Reimagining the role of Sport for Development (SDP) in confronting the climate crisis: Simon Darnell

Two teenage girls playing basketball (iStockphoto)
16/09/2024

As climate alarm bells continue to ring, some researchers from the Sport for Development (SDP) sector are questioning calls for sport to play a major role in amplifying awareness about the impact of climate change among its billions of spectators, facilitators and participants, by asking what more there is to know before action is taken. 
 

“What more do we actually need to know about the risks and threats of climate change and environmental degradation, and of the complicity and complacency of sport therein, before we acknowledge the necessity to act differently?” says Simon Darnell, a professor at the University of Toronto Faculty of Kinesiology and Physical Education (KPE) and director of the Centre for Sport Policy Studies

“The real challenge facing sport and its stakeholders is to imagine what a better future could look like, and the steps we might take to get there.”

Darnell and Rob Millington, an associate professor at Brock University, co-authored a paper for the Journal of Sport for Development in which they outline some of these steps, while arguing their point further.

“Sport scholars and journalists concerned about climate issues have been tracking the impact of certain sports on local ecosystems - from the reconstruction of local landscapes to air, water and noise pollution, and the use of chemicals in ice-resurfacing or pest-management,” says Darnell. “The environmental impact of sports mega-events like the Olympic Games and the FIFA World Cup is also well known.”

The evidence, he says, is jarring and holds profound implications not only for the future of sport, but for the planet as well, which is why he and Millington are proposing SDP stakeholders move away from imagining sport as a tool *for* sustainability and move towards the pursuit of sport *as* sustainable - and socially and ecologically just - in and of itself.

“Environmental issues need to be embedded in SDP,” says Darnell. “In such a framework, sport and SDP would not be viewed as external forces or agents that can be mobilized to address or overcome environmental emergencies, but would be understood as themselves deeply implicated in the environmental crisis.” 

This re-imagining of SDP should be informed by several key principles, which are relevant to practitioners, policy- makers, governments, and funding-partners alike, say the researchers. 

They are:

1. Environmental degradation and the climate crisis should no longer take a back seat to other development goals or issues within SDP policy.
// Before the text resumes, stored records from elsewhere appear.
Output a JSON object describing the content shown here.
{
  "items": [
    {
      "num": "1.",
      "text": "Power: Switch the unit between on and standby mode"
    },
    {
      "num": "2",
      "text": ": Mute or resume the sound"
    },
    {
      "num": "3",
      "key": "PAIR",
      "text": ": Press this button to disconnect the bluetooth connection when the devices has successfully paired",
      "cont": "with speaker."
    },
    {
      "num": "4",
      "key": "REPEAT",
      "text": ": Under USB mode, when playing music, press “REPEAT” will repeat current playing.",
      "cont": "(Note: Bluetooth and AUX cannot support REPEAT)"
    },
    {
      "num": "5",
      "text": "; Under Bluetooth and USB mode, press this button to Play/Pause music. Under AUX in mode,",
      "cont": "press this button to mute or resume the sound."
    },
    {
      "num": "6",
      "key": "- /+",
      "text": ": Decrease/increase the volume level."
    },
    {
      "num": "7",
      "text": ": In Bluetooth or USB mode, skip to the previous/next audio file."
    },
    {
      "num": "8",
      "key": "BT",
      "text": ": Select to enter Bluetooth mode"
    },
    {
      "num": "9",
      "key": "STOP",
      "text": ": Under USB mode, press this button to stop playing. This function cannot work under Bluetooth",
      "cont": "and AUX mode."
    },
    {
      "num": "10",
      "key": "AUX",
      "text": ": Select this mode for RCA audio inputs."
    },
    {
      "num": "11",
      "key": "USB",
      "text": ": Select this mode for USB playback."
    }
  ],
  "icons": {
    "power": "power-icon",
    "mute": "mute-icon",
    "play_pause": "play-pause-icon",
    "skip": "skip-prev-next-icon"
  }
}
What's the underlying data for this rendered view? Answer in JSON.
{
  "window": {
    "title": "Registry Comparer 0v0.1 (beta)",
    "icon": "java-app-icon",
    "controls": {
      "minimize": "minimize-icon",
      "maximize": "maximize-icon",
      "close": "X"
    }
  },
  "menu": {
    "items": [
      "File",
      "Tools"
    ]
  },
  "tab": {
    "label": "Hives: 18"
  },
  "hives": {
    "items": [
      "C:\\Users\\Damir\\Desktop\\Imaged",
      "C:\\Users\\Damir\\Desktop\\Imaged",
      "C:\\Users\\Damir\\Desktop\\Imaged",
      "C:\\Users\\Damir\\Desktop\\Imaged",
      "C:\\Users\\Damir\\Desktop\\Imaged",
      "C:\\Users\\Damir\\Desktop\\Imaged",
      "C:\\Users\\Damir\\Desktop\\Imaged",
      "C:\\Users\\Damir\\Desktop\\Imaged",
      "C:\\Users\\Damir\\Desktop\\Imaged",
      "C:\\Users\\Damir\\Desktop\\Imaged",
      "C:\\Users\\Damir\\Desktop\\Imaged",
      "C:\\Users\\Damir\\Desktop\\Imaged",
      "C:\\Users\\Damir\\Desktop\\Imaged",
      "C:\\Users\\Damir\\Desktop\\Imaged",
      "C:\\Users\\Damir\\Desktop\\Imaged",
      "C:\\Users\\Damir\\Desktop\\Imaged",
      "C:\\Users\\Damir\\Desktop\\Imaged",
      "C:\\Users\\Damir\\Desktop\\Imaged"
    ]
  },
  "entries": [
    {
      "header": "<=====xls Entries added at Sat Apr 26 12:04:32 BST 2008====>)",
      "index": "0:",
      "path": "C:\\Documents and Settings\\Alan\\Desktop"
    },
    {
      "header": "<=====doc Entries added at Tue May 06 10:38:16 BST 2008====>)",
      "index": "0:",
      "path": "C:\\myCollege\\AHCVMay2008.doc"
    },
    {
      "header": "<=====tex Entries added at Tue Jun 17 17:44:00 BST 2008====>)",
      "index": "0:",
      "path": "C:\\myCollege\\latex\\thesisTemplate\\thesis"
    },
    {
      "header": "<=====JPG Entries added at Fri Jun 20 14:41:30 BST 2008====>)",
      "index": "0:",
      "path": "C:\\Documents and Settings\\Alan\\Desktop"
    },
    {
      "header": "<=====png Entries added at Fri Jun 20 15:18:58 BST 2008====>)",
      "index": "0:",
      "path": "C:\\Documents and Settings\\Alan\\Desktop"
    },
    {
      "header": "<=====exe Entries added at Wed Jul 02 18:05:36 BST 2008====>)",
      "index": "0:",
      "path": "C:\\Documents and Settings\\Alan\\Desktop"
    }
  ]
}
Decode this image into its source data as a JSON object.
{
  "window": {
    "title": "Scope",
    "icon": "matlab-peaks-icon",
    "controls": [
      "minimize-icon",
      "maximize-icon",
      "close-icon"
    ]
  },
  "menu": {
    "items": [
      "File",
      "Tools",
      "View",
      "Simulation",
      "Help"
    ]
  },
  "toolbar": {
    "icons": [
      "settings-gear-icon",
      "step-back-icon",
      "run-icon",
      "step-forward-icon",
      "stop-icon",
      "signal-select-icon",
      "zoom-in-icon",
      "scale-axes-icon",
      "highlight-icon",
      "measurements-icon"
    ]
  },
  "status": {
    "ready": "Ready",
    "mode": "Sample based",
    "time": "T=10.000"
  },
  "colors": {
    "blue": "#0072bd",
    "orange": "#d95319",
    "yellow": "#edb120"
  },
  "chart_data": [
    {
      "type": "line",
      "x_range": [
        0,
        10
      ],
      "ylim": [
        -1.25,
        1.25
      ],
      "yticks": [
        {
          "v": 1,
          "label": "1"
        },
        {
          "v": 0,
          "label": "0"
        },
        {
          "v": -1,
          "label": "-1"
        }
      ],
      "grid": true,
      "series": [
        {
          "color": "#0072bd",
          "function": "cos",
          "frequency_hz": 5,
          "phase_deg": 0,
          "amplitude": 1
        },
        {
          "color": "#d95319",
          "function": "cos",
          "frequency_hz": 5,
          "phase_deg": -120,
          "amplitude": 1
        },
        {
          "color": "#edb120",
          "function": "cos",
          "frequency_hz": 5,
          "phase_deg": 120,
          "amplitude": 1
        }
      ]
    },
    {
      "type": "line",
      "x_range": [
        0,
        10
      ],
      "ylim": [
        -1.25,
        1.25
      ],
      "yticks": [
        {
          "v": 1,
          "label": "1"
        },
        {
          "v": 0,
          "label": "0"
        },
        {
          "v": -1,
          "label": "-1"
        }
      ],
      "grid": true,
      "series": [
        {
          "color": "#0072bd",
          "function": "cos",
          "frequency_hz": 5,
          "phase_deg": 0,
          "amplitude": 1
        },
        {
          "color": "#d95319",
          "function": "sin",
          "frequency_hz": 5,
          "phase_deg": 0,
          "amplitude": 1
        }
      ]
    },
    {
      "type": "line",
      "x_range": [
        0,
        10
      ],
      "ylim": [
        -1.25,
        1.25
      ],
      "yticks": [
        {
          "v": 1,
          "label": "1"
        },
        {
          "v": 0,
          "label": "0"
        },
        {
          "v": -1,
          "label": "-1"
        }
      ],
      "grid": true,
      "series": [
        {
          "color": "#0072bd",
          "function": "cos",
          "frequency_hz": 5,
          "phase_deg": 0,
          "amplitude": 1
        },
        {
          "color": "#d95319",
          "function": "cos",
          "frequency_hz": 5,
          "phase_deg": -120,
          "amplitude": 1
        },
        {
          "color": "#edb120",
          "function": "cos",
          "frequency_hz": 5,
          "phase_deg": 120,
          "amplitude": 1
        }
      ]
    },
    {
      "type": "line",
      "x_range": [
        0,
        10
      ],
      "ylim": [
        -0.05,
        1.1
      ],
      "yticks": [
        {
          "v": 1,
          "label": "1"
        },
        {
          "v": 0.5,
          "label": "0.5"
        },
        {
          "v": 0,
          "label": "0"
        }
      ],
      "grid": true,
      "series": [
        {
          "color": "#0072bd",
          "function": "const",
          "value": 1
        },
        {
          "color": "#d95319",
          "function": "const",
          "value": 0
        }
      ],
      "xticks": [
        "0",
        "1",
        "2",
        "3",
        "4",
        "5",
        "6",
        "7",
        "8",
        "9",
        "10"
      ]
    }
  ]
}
Instead, the issue of sustainability should be front and center in all SDP thinking, advocacy, activity, and funding from here on;

2. Sport can no longer be seen as an external tool to manage the environmental crisis, but rather of the environment, with positive and/or negative implications, none of which are determined;

3. SDP can be a leader in its activism and advocacy around a Dark Ecology, eco-justice approach that challenges the neo-colonial and neo-liberal underpinnings of SDP approaches and policies to privilege social, economic, and environmental justice.

“The World Meteorological Organization recently released a report that forecasts a 40 per cent chance that at least one of the next five years will reach the 1.5 degrees Celsius above pre-industrial levels, the sustainability target set by the 2015 Paris climate accord,” says Darnell. “The clock is ticking. 

“We know enough. 

“Now is the time to think differently and to act accordingly.”